Okay, maybe not thinking similar thoughts
. She pulled her peacoat around her more snugly and nestled her face into Jackson’s scarf. It smelled like him. Aftershave? The soap he used? She would steal this scarf, hide it so when he was gone she would still have it to remember him by. Remember his smell, remember the way he wrapped it around her whenever she shivered.

“Prosper.” He was looking over at her. She pulled her nose from its soft, fragrant haven.

“I’ll get it. It’s just a little scary.”

“Is it because you don’t trust Blake?”

“I trust Blake.”

“Don’t tell me lies. Look at me. Do you trust Blake?”

She did a small half shake of her head and shrugged again. It was too complicated to explain. “I mean, I do trust him—”

“Has Blake hit on you?”

That question she did not expect. She looked over at him with a frown. “Would you care if he did?”

“Has he or hasn’t he?”

“Once.
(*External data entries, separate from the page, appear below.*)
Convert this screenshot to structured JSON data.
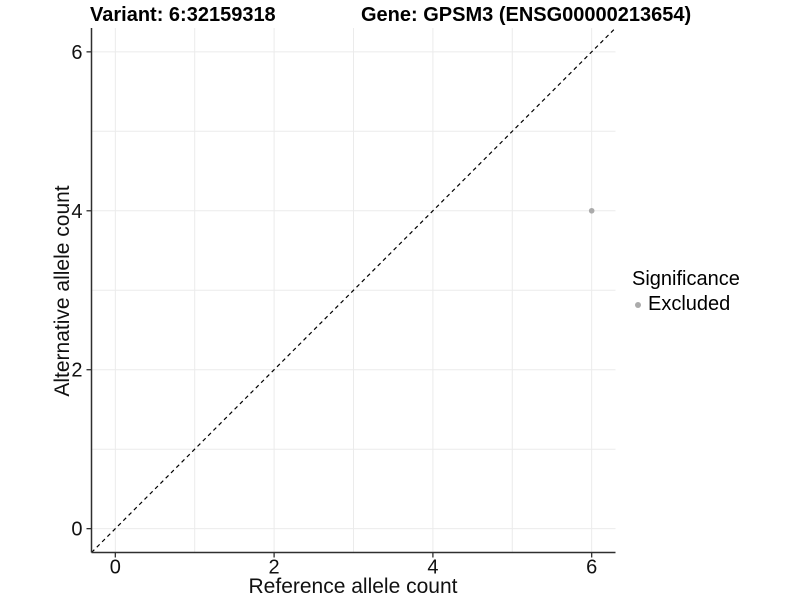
{
  "chart_data": {
    "type": "scatter",
    "titles": [
      "Variant: 6:32159318",
      "Gene: GPSM3 (ENSG00000213654)"
    ],
    "xlabel": "Reference allele count",
    "ylabel": "Alternative allele count",
    "xlim": [
      -0.3,
      6.3
    ],
    "ylim": [
      -0.3,
      6.3
    ],
    "x_ticks": [
      0,
      2,
      4,
      6
    ],
    "y_ticks": [
      0,
      2,
      4,
      6
    ],
    "x_gridlines": [
      0,
      1,
      2,
      3,
      4,
      5,
      6
    ],
    "y_gridlines": [
      0,
      1,
      2,
      3,
      4,
      5,
      6
    ],
    "grid": true,
    "series": [
      {
        "name": "Excluded",
        "color": "#ababab",
        "points": [
          {
            "x": 6,
            "y": 4
          }
        ]
      }
    ],
    "reference_line": {
      "equation": "y = x",
      "style": "dashed",
      "color": "#000000"
    },
    "legend": {
      "position": "right",
      "title": "Significance",
      "entries": [
        {
          "label": "Excluded",
          "color": "#ababab"
        }
      ]
    },
    "style": {
      "background": "#ffffff",
      "grid_color": "#ebebeb",
      "axis_color": "#2f2f2f",
      "tick_label_color": "#111111"
    }
  }
}
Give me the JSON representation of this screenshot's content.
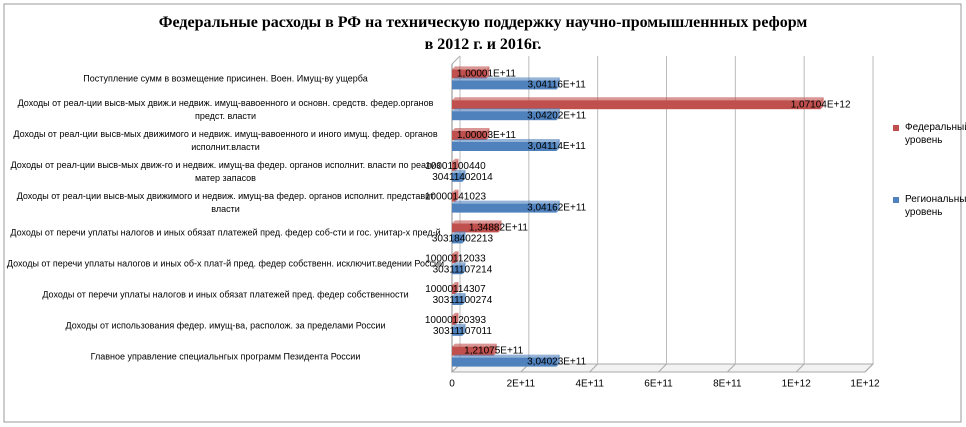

A couple of weeks ago.”

“What did you say?”

She shook her head. “Nothing. We never even finished the conversation. I think he was just joking.”

“I doubt that.”

They both fell silent.

“About you and me, Prosper… Everything’s still okay?”

She took a deep breath. Her palms were starting to sweat. “What do you mean?”

“You’re enjoying living with me still? I mean, you don’t want to move out?”

She didn’t even have to think about it. “No, Jackson. Not at all.”

“I know I’m hard on you at work. And I ask a lot of you at home too.” He stopped, and she looked over at him. Their breaths intermingled, white and wispy, in the air between them.

“I just want you to know…” He paused and shifted, rubbed his lip. “That lift. I know it seems hard right now. But you’ll get it.”

She swallowed. Half a block.

“Yeah. Yes, I will. Can we go home now? I’m really starting to feel the cold.”

* * *

At dinner they talked about Christmas.
Nutcracker
would continue until the first week of January, so Prosper couldn’t get away. Jackson could and planned to visit his family and friends back in Chicago. Prosper knew he felt guilty about leaving her behind at the holidays. And to be honest, the idea of it upset her. Sure, she could spend the night of Christmas Eve after the performance with her dancer friends. Partying, drinking. She could sleep in Christmas morning, do whatever she wanted. But she’d be doing it without him.

Still, she had known. He had an entire life back in Chicago, and her life was here. She had a job that required her to perform, a contract. He could take two weeks away; she couldn’t.

While they talked about the holidays, he had asked questions about her family. Prosper didn’t have much to say that he would understand. Apparently he came from a healthy family, a family that wanted to come together for the holidays. He had two brothers and two sisters, seven nieces and nephews, and parents who still followed the holiday traditions of his youth. He described Christmas Eve with his family, football and pizza for the guys while the women baked cookies for Christmas Day. Later they hung up stockings and sang holiday songs with the little ones. He described it all with such enthusiasm and detail, Prosper almost felt herself there.